I had the privilege to open up the 2010 Toronto Code Camp last week. It’s hard to know what to talk about to such a broad audience getting ready to kick off a great event with so many different sessions and tracks. A topic that is near and dear to my heart is about trying to figure out what makes software relevant. Ultimately it is about knowing your customer, very intimately so you can build the best experience for them.
With that said, I decided to step outside the world of software development to compare to successful invention/design stories and how they differed in their approach to “knowing their customer”.
Ron Popeil the famous pitchman and inventor of the Infomercial. Malcom Gladwell wrote an interesting article/biography Ron and his fellow pitchman. There is a lot to learn about Ron’s successes, but specifically how he focused on the audience that he knew. Himself. The chef, the entertainer, and the balding guy.
The contrasting story of Deborah Adler and her thesis turned Target product for a revolutionary redesign of the common pill bottle, is no less inspiring. You can watch/hear Deborah tell her own story from the Mix 09 keynote.
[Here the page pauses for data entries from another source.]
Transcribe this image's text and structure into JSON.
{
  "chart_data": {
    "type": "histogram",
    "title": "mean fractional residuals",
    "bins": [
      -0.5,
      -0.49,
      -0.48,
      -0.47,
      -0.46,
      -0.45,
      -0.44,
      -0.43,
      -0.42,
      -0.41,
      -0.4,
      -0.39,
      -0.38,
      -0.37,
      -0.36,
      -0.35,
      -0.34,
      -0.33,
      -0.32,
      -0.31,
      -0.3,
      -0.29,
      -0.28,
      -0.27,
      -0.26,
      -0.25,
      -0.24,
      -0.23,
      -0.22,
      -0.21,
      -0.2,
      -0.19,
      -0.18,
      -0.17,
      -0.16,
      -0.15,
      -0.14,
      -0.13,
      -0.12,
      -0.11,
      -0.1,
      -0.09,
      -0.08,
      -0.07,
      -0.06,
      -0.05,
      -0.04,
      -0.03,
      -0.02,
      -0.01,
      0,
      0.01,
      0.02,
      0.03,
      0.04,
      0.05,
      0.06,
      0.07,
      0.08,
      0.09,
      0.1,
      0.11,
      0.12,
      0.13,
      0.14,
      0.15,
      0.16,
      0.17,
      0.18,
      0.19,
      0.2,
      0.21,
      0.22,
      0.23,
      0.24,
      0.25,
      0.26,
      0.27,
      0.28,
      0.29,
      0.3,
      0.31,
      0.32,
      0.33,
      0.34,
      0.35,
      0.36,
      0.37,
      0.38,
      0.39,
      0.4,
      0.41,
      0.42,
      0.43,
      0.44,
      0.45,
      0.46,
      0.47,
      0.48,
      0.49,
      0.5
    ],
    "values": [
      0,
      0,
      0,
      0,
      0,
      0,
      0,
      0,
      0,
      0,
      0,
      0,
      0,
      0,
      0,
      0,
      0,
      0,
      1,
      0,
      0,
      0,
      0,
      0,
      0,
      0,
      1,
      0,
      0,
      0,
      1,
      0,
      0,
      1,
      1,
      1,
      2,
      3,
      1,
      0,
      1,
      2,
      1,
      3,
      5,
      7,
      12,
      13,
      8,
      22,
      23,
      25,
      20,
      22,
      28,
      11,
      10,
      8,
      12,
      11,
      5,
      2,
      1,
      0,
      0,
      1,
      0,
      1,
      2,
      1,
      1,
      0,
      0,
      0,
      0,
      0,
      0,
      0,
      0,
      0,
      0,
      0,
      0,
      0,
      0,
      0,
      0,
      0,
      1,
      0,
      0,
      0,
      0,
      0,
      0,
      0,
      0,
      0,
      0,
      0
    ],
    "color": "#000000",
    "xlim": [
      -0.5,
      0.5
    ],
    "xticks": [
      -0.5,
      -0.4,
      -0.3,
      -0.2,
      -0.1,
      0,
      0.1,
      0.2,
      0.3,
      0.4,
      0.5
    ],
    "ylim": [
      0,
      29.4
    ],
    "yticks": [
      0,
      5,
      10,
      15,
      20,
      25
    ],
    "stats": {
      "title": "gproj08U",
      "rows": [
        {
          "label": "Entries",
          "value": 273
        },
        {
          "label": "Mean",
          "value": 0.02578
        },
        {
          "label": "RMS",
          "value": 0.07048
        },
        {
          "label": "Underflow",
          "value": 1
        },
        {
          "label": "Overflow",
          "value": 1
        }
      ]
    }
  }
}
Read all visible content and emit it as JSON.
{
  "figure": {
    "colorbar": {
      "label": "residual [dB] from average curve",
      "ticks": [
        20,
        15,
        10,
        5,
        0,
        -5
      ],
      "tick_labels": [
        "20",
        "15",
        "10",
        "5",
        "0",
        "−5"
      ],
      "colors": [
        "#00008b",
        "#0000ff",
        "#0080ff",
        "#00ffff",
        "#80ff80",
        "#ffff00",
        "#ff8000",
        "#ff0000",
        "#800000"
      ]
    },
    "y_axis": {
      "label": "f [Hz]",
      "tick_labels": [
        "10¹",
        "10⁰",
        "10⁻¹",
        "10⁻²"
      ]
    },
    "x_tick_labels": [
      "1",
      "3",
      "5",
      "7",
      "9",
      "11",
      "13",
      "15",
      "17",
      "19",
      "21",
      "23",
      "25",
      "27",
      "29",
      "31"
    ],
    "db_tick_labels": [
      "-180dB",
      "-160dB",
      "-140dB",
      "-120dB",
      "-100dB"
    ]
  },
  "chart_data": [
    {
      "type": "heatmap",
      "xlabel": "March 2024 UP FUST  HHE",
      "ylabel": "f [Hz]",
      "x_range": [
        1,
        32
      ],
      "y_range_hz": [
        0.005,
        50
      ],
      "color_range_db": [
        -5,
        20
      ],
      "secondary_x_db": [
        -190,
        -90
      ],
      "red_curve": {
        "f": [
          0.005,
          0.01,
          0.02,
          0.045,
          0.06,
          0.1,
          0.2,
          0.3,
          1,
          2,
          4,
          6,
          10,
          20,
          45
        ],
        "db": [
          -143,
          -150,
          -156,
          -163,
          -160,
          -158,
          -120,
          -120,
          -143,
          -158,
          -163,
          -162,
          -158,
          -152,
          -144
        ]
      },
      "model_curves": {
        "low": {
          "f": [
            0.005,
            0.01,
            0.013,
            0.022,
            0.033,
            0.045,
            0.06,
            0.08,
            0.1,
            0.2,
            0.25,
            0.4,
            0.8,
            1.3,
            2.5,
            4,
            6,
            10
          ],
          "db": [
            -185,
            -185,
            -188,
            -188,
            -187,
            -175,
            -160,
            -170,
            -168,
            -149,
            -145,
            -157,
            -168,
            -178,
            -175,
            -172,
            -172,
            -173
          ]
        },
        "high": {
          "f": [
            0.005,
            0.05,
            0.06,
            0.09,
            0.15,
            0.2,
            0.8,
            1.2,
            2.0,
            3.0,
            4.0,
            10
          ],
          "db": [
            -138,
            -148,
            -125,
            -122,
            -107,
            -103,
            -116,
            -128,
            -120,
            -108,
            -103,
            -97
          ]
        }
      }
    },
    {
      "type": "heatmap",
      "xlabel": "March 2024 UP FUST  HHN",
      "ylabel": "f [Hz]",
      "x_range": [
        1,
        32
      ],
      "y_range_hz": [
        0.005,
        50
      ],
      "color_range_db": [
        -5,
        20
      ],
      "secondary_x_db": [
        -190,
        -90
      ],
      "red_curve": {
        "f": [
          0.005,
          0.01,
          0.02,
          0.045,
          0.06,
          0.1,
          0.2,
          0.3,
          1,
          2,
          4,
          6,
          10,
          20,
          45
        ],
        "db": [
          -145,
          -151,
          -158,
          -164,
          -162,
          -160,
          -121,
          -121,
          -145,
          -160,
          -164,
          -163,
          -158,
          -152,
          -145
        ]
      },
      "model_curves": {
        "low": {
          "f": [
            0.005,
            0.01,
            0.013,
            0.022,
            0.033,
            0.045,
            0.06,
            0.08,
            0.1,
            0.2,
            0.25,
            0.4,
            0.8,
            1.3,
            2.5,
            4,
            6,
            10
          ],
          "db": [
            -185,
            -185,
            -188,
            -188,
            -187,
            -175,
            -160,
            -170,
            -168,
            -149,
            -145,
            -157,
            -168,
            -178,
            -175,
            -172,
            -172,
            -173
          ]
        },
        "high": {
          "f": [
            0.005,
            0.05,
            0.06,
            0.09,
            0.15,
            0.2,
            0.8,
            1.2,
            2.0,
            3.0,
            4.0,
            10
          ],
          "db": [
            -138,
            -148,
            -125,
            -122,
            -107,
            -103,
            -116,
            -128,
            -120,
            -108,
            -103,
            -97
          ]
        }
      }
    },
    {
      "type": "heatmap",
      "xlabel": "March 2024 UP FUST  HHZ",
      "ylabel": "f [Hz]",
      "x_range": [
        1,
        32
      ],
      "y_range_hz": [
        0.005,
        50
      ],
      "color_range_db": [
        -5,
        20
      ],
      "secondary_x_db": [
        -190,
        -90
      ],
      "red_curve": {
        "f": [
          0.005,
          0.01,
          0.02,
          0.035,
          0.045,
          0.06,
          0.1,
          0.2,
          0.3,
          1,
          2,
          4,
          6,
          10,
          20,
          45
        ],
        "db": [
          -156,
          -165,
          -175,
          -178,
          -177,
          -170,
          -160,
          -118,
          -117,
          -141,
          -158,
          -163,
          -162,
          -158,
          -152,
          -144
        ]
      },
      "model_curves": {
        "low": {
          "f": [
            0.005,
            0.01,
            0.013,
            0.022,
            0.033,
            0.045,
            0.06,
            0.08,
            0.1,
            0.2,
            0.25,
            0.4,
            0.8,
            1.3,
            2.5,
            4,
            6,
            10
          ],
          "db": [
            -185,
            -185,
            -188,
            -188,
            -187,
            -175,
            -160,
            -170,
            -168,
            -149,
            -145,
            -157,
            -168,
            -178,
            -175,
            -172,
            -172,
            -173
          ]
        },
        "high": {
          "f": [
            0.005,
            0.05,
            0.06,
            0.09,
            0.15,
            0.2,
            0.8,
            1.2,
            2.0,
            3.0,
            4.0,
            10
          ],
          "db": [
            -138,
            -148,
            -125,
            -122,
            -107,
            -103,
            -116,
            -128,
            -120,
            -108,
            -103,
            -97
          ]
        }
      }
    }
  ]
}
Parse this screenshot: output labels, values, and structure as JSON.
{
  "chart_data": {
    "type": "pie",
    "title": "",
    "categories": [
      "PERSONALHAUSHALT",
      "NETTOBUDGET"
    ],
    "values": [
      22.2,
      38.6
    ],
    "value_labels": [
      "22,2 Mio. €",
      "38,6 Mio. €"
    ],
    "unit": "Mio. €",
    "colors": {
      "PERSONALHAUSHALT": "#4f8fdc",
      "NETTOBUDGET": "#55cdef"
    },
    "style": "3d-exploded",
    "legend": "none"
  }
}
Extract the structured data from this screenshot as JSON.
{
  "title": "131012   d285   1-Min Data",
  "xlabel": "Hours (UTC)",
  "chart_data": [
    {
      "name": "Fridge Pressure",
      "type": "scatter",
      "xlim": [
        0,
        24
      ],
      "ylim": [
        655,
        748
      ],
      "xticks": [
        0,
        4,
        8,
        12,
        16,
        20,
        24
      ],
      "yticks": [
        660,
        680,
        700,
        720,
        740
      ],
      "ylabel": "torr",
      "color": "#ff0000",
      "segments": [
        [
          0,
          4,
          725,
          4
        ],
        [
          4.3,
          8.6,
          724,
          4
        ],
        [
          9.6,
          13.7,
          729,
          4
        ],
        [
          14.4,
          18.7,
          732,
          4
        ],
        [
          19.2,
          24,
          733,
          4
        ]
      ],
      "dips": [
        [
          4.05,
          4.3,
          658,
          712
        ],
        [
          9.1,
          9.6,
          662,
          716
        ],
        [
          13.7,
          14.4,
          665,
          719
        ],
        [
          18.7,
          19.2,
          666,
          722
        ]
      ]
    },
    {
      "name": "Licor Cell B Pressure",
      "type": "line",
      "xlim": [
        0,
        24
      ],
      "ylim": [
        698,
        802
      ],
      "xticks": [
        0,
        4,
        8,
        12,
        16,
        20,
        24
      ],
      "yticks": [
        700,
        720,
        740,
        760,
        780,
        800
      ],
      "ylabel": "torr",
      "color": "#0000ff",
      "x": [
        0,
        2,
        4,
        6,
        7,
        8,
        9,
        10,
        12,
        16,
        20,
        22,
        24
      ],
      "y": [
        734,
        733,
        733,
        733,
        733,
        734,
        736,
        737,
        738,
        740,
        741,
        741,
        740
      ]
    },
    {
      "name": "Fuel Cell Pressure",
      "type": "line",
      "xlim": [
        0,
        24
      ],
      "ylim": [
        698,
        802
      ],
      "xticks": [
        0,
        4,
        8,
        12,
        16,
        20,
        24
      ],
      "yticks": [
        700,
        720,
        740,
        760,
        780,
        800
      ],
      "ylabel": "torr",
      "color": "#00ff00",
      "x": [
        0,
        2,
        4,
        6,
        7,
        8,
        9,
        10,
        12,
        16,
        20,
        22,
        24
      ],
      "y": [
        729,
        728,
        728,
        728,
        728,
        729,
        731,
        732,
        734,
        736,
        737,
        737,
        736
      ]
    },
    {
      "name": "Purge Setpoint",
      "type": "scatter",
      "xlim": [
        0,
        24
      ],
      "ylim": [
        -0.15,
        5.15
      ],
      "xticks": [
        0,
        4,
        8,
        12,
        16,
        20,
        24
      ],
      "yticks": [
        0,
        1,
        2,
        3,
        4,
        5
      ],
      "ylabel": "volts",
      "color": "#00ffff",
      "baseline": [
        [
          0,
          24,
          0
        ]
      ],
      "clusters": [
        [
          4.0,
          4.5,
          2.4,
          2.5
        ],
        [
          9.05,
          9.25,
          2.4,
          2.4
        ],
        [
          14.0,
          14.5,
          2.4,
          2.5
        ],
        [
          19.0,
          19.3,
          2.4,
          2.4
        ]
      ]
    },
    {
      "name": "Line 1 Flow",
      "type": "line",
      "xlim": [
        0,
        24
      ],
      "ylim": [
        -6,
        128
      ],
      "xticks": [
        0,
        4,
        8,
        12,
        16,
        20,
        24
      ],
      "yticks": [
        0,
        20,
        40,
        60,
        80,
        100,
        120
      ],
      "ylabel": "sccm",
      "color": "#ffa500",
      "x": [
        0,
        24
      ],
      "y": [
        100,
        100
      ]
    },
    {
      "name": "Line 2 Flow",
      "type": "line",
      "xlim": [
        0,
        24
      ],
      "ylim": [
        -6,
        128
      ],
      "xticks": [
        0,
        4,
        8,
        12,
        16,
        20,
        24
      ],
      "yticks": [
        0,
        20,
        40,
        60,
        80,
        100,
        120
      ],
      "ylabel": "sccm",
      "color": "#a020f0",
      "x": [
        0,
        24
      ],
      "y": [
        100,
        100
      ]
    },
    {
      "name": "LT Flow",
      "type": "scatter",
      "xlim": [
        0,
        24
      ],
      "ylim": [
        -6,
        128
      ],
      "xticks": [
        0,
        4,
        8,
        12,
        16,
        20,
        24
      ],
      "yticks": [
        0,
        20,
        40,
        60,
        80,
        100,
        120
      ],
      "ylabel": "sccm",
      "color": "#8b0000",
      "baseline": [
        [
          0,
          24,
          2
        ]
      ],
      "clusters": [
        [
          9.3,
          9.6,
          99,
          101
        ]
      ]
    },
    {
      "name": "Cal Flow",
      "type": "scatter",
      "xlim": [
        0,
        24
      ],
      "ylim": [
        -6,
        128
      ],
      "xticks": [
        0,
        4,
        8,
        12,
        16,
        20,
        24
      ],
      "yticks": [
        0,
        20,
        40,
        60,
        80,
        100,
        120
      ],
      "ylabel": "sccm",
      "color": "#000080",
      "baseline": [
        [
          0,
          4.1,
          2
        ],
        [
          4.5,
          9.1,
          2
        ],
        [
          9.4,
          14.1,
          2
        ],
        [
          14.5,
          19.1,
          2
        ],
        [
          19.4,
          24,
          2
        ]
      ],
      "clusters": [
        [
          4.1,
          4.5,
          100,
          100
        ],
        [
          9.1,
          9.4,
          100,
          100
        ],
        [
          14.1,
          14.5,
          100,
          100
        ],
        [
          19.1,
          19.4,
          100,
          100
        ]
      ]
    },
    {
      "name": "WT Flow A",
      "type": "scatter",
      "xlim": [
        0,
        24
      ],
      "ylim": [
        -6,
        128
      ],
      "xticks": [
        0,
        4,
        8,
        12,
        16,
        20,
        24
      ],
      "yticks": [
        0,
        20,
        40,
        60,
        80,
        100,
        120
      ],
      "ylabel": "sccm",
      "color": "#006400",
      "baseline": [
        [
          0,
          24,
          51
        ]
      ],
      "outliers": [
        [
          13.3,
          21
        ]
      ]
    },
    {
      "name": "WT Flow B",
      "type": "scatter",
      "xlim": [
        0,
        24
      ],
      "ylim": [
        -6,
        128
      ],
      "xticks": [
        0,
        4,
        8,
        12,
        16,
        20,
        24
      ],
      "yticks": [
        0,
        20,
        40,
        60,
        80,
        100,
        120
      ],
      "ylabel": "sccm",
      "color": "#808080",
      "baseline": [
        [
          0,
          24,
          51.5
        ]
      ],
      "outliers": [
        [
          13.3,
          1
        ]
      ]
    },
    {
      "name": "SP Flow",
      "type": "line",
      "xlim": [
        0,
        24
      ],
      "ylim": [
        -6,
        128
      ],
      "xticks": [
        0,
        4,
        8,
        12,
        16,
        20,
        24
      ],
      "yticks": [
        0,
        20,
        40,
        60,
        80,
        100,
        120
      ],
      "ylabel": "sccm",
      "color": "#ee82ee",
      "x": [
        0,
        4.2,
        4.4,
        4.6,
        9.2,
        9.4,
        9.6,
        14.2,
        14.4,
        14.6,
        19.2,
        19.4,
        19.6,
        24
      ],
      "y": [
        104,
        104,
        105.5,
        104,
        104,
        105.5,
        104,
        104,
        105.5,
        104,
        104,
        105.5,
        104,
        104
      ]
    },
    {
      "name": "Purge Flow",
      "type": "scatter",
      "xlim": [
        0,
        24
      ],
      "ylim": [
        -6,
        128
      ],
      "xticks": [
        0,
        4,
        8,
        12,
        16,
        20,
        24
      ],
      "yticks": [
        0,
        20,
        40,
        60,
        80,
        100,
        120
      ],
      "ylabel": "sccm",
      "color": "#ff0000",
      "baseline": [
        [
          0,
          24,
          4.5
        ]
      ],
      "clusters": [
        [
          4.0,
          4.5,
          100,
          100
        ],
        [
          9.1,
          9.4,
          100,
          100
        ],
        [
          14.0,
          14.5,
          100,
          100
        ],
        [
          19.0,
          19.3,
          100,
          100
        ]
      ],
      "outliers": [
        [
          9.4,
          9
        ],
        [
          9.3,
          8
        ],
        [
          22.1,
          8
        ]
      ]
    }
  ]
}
Unlike Popeil, Deborah inspires her design efforts by forming such an intimate understanding of her customers that she refers to it as a “Love Affair”.
These two approaches are so simple and common sense that it’s hard to ignore them when compared to the way most of us build software and disconnect ourselves from our users through layers of requirement and specification documents.
The rest of the conference was a tremendous pleasure and wouldn’t have been possible without the efforts of the numerous volunteers, speakers and most importantly Chris Dufour who has the thankless job of herding this motley crew of geeks :) Thanks to all who made a contribution to this worthwhile event.